Скоро в предбанник вошел какой-то благодушный финн в неожиданных ярко-желтых кожаных сапогах, потрепал меня по плечу, весело улыбнулся и пригласил жестом за собой.
«Небось, отведут в местное КПЗ», – мелькнуло у меня в голове. – «Только почему без вещей»?
Между тем на заставе дело явно шло к ужину. Невдалеке, на веранде уютного домика начальника охраны стоял укрытый полотняной скатертью стол, в центре которого парил огромный открытый пирог из мелкой рыбы. Рядом под расшитым вручную полотенцем томилась кастрюля с каким-то варевом, на деревянной тарелке высилась стопка блинов или больших лепешек, с краю притулилась пара кувшинов с молоком и какие-то мелочи. Простенько по меркам 21-го века, но, черт возьми, после трех последних дней, которые пришлось провести на подножном корме в совершенно буквальном смысле этих слов, я был бы рад любому сухарю. Однако пока мне оставалось лишь отвернуться, чтобы не травить лишний раз душу.

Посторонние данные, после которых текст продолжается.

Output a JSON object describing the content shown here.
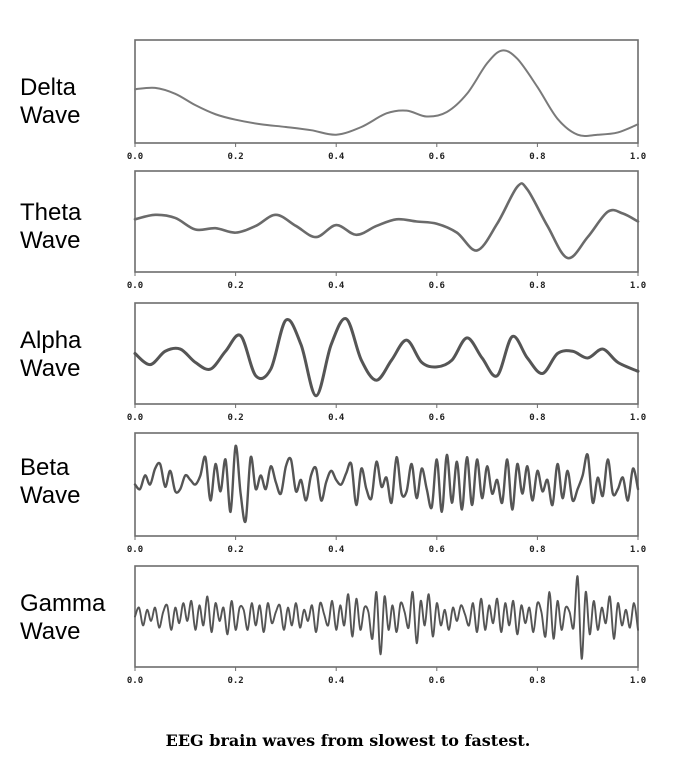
{
  "caption": "EEG brain waves from slowest to fastest.",
  "chart_data": [
    {
      "type": "line",
      "label_line1": "Delta",
      "label_line2": "Wave",
      "xlim": [
        0,
        1
      ],
      "xticks": [
        "0.0",
        "0.2",
        "0.4",
        "0.6",
        "0.8",
        "1.0"
      ],
      "ylim": [
        -1,
        1
      ],
      "color": "#7a7a7a",
      "series": [
        {
          "x": [
            0,
            0.04,
            0.08,
            0.12,
            0.16,
            0.2,
            0.25,
            0.3,
            0.35,
            0.4,
            0.45,
            0.5,
            0.54,
            0.58,
            0.62,
            0.66,
            0.7,
            0.73,
            0.76,
            0.8,
            0.84,
            0.88,
            0.92,
            0.96,
            1.0
          ],
          "values": [
            0.05,
            0.08,
            -0.05,
            -0.3,
            -0.5,
            -0.62,
            -0.72,
            -0.78,
            -0.85,
            -0.95,
            -0.78,
            -0.48,
            -0.42,
            -0.55,
            -0.45,
            -0.05,
            0.62,
            0.9,
            0.72,
            0.1,
            -0.6,
            -0.95,
            -0.95,
            -0.9,
            -0.72
          ]
        }
      ]
    },
    {
      "type": "line",
      "label_line1": "Theta",
      "label_line2": "Wave",
      "xlim": [
        0,
        1
      ],
      "xticks": [
        "0.0",
        "0.2",
        "0.4",
        "0.6",
        "0.8",
        "1.0"
      ],
      "ylim": [
        -1,
        1
      ],
      "color": "#6a6a6a",
      "series": [
        {
          "x": [
            0,
            0.04,
            0.08,
            0.12,
            0.16,
            0.2,
            0.24,
            0.28,
            0.32,
            0.36,
            0.4,
            0.44,
            0.48,
            0.52,
            0.56,
            0.6,
            0.64,
            0.68,
            0.72,
            0.76,
            0.78,
            0.82,
            0.86,
            0.9,
            0.94,
            0.97,
            1.0
          ],
          "values": [
            0.05,
            0.15,
            0.08,
            -0.18,
            -0.15,
            -0.25,
            -0.1,
            0.15,
            -0.1,
            -0.35,
            -0.08,
            -0.3,
            -0.1,
            0.05,
            0.0,
            -0.05,
            -0.25,
            -0.65,
            -0.05,
            0.78,
            0.72,
            -0.1,
            -0.82,
            -0.35,
            0.22,
            0.18,
            0.0
          ]
        }
      ]
    },
    {
      "type": "line",
      "label_line1": "Alpha",
      "label_line2": "Wave",
      "xlim": [
        0,
        1
      ],
      "xticks": [
        "0.0",
        "0.2",
        "0.4",
        "0.6",
        "0.8",
        "1.0"
      ],
      "ylim": [
        -1,
        1
      ],
      "color": "#555555",
      "series": [
        {
          "x": [
            0,
            0.03,
            0.06,
            0.09,
            0.12,
            0.15,
            0.18,
            0.21,
            0.24,
            0.27,
            0.3,
            0.33,
            0.36,
            0.39,
            0.42,
            0.45,
            0.48,
            0.51,
            0.54,
            0.57,
            0.6,
            0.63,
            0.66,
            0.69,
            0.72,
            0.75,
            0.78,
            0.81,
            0.84,
            0.87,
            0.9,
            0.93,
            0.96,
            1.0
          ],
          "values": [
            0.0,
            -0.25,
            0.05,
            0.1,
            -0.2,
            -0.35,
            0.05,
            0.4,
            -0.5,
            -0.35,
            0.75,
            0.2,
            -0.95,
            0.2,
            0.78,
            -0.15,
            -0.6,
            -0.15,
            0.3,
            -0.2,
            -0.3,
            -0.15,
            0.35,
            -0.1,
            -0.5,
            0.38,
            -0.1,
            -0.45,
            0.0,
            0.05,
            -0.1,
            0.1,
            -0.2,
            -0.4
          ]
        }
      ]
    },
    {
      "type": "line",
      "label_line1": "Beta",
      "label_line2": "Wave",
      "xlim": [
        0,
        1
      ],
      "xticks": [
        "0.0",
        "0.2",
        "0.4",
        "0.6",
        "0.8",
        "1.0"
      ],
      "ylim": [
        -1,
        1
      ],
      "color": "#555555",
      "series": [
        {
          "x": [
            0,
            0.01,
            0.02,
            0.03,
            0.04,
            0.05,
            0.06,
            0.07,
            0.08,
            0.09,
            0.1,
            0.11,
            0.12,
            0.13,
            0.14,
            0.15,
            0.16,
            0.17,
            0.18,
            0.19,
            0.2,
            0.21,
            0.22,
            0.23,
            0.24,
            0.25,
            0.26,
            0.27,
            0.28,
            0.29,
            0.3,
            0.31,
            0.32,
            0.33,
            0.34,
            0.35,
            0.36,
            0.37,
            0.38,
            0.39,
            0.4,
            0.41,
            0.42,
            0.43,
            0.44,
            0.45,
            0.46,
            0.47,
            0.48,
            0.49,
            0.5,
            0.51,
            0.52,
            0.53,
            0.54,
            0.55,
            0.56,
            0.57,
            0.58,
            0.59,
            0.6,
            0.61,
            0.62,
            0.63,
            0.64,
            0.65,
            0.66,
            0.67,
            0.68,
            0.69,
            0.7,
            0.71,
            0.72,
            0.73,
            0.74,
            0.75,
            0.76,
            0.77,
            0.78,
            0.79,
            0.8,
            0.81,
            0.82,
            0.83,
            0.84,
            0.85,
            0.86,
            0.87,
            0.88,
            0.89,
            0.9,
            0.91,
            0.92,
            0.93,
            0.94,
            0.95,
            0.96,
            0.97,
            0.98,
            0.99,
            1.0
          ],
          "values": [
            0.0,
            -0.1,
            0.2,
            0.0,
            0.35,
            0.45,
            -0.05,
            0.3,
            -0.15,
            -0.1,
            0.2,
            0.1,
            0.0,
            0.2,
            0.6,
            -0.35,
            0.45,
            -0.15,
            0.55,
            -0.6,
            0.85,
            -0.2,
            -0.8,
            0.6,
            -0.1,
            0.2,
            -0.1,
            0.4,
            0.05,
            -0.2,
            0.4,
            0.55,
            -0.15,
            0.1,
            -0.35,
            0.2,
            0.35,
            -0.35,
            0.05,
            0.3,
            0.1,
            0.0,
            0.25,
            0.45,
            -0.45,
            0.35,
            -0.1,
            -0.3,
            0.5,
            -0.05,
            0.15,
            -0.4,
            0.6,
            -0.2,
            -0.15,
            0.45,
            -0.3,
            0.35,
            -0.1,
            -0.5,
            0.55,
            -0.6,
            0.65,
            -0.4,
            0.5,
            -0.55,
            0.6,
            -0.45,
            0.55,
            -0.3,
            0.4,
            -0.2,
            0.1,
            -0.4,
            0.55,
            -0.55,
            0.45,
            -0.2,
            0.4,
            -0.35,
            0.3,
            -0.15,
            0.1,
            -0.45,
            0.45,
            -0.3,
            0.3,
            -0.35,
            -0.1,
            0.2,
            0.65,
            -0.4,
            0.15,
            -0.25,
            0.55,
            -0.2,
            -0.1,
            0.15,
            -0.35,
            0.35,
            -0.1
          ]
        }
      ]
    },
    {
      "type": "line",
      "label_line1": "Gamma",
      "label_line2": "Wave",
      "xlim": [
        0,
        1
      ],
      "xticks": [
        "0.0",
        "0.2",
        "0.4",
        "0.6",
        "0.8",
        "1.0"
      ],
      "ylim": [
        -1,
        1
      ],
      "color": "#555555",
      "series": [
        {
          "x": [
            0,
            0.008,
            0.016,
            0.024,
            0.032,
            0.04,
            0.048,
            0.056,
            0.064,
            0.072,
            0.08,
            0.088,
            0.096,
            0.104,
            0.112,
            0.12,
            0.128,
            0.136,
            0.144,
            0.152,
            0.16,
            0.168,
            0.176,
            0.184,
            0.192,
            0.2,
            0.208,
            0.216,
            0.224,
            0.232,
            0.24,
            0.248,
            0.256,
            0.264,
            0.272,
            0.28,
            0.288,
            0.296,
            0.304,
            0.312,
            0.32,
            0.328,
            0.336,
            0.344,
            0.352,
            0.36,
            0.368,
            0.376,
            0.384,
            0.392,
            0.4,
            0.408,
            0.416,
            0.424,
            0.432,
            0.44,
            0.448,
            0.456,
            0.464,
            0.472,
            0.48,
            0.488,
            0.496,
            0.504,
            0.512,
            0.52,
            0.528,
            0.536,
            0.544,
            0.552,
            0.56,
            0.568,
            0.576,
            0.584,
            0.592,
            0.6,
            0.608,
            0.616,
            0.624,
            0.632,
            0.64,
            0.648,
            0.656,
            0.664,
            0.672,
            0.68,
            0.688,
            0.696,
            0.704,
            0.712,
            0.72,
            0.728,
            0.736,
            0.744,
            0.752,
            0.76,
            0.768,
            0.776,
            0.784,
            0.792,
            0.8,
            0.808,
            0.816,
            0.824,
            0.832,
            0.84,
            0.848,
            0.856,
            0.864,
            0.872,
            0.88,
            0.888,
            0.896,
            0.904,
            0.912,
            0.92,
            0.928,
            0.936,
            0.944,
            0.952,
            0.96,
            0.968,
            0.976,
            0.984,
            0.992,
            1.0
          ],
          "values": [
            0.0,
            0.2,
            -0.2,
            0.15,
            -0.1,
            0.2,
            -0.25,
            0.1,
            0.25,
            -0.3,
            0.2,
            -0.15,
            0.3,
            -0.1,
            0.35,
            -0.3,
            0.25,
            -0.2,
            0.45,
            -0.35,
            0.3,
            -0.1,
            0.2,
            -0.4,
            0.35,
            -0.3,
            0.2,
            0.15,
            -0.3,
            0.3,
            -0.2,
            0.25,
            -0.35,
            0.3,
            -0.15,
            0.1,
            0.25,
            -0.3,
            0.2,
            -0.2,
            0.3,
            -0.25,
            0.15,
            -0.1,
            0.25,
            -0.35,
            0.3,
            0.05,
            -0.2,
            0.35,
            -0.3,
            0.25,
            -0.2,
            0.5,
            -0.45,
            0.4,
            -0.3,
            0.2,
            0.1,
            -0.5,
            0.55,
            -0.85,
            0.45,
            -0.3,
            0.25,
            -0.35,
            0.3,
            0.1,
            -0.25,
            0.55,
            -0.6,
            0.35,
            -0.2,
            0.5,
            -0.45,
            0.3,
            -0.2,
            0.15,
            -0.3,
            0.2,
            -0.1,
            0.25,
            0.05,
            -0.2,
            0.3,
            -0.35,
            0.4,
            -0.3,
            0.25,
            -0.15,
            0.4,
            -0.35,
            0.3,
            -0.2,
            0.35,
            -0.4,
            0.25,
            -0.15,
            0.2,
            -0.35,
            0.3,
            0.1,
            -0.45,
            0.55,
            -0.5,
            0.35,
            -0.3,
            0.2,
            0.1,
            -0.25,
            0.9,
            -0.95,
            0.55,
            -0.4,
            0.35,
            -0.3,
            0.2,
            -0.15,
            0.45,
            -0.5,
            0.3,
            -0.2,
            0.15,
            -0.25,
            0.3,
            -0.3
          ]
        }
      ]
    }
  ]
}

К моему несказанному удивлению меня провели именно к этому столу и любезно пригласили сесть. Наверно хозяева догадывались, как опасно оставлять человека из леса рядом с едой, поэтому буквально через несколько минут за трапезой собралась вся застава, то есть полтора десятка мужчин, женщин и детей. Все улыбались мне, пожимали руку, говорили по большей части непонятные, но явно доброжелательные слова, и никто не намекнул ни интонацией, ни движением, что я арестант, неизвестный подозрительный беглец, может быть, преступник.[93]
Признаться, ровно до сей поры у меня в голове гнездился страх, что продержат денек-другой, дождутся злой директивы от начальства, да погонят под прицелом обратно к границе, где сбагрят мою ни разу не ценную персону советским коллегам на расправу. Если не проще – бездонных болот в Карелии хватает. Даже прикидывал чрезвычайный план объяснения или сопротивления. Но тут я окончательно и бесповоротно понял: не выдадут.
Наверно, мне следовало переполниться чувствами радости, толкнуть полную пафоса речь, вытереть скупую мужскую слезу с уголка глаза или сделать еще что-нибудь киношное. Но вместо этого в сознании отложилась некая пустота. Как у художника, который успешно и в срок завершил тяжелую и даже опасную роспись купола огромного храма. Позади этап длинной работы. Но стены… Они все еще стыдливо белеют обнаженной штукатуркой. И каждую предстоит превратить в такое же сложное и законченное творение души и разума. Получится ли? По силам ли задача?
Тем временем хозяйка успела налить каждому в тарелку густого рыбного супа со сливками.
«Обо всем этом я подумаю завтра!» – вооружаясь ложкой и укрепив силу воли для поддержания человеческой скорости потребления пищи, я отбросил прочь все сомнения ради куда более актуального вопроса: «Интересно, как тут насчет добавки?».
Киев, апрель 1930 (3 месяца до р.н.м.)
Ровно в девять ноль-ноль, под мерное подрагивание купе на быстром ходу раздался не слишком громкий, но настойчивый стук в дверь. Пришлось встать, кое-как натянуть брюки и отпереть закрытый на ночь замок. Ожидал кондуктора, но в коридоре меня встретили нарочитые улыбки двух парней в строгих, до хруста белых сорочках и синих бабочках.
– Добр-рое ут-тро, – в унисон сказали они энергичными голосами, и… принялись аккуратно пропихивать в купе тележку с едой.
«Официанты!», – наконец-то я приметил небольшие белые колпаки на их головах.
Работники местного общепита свою работу знали на отлично. Не задавая лишних вопросов, они ловко выставили на столик у окна пару сочных лангетов с жареным картофелем, свежим (откуда только взяли!)[94] огурцом на продолговатых никелированных тарелках, лососевые салаты, взбитые сливки, несколько теплых булочек, горячий дымящийся кофе и нежные пирожные из слоеного теста с чудесными глазочками из засахаренных фруктов, каким-то чудом уместив всю кулинарную роскошь на крошечном пространстве.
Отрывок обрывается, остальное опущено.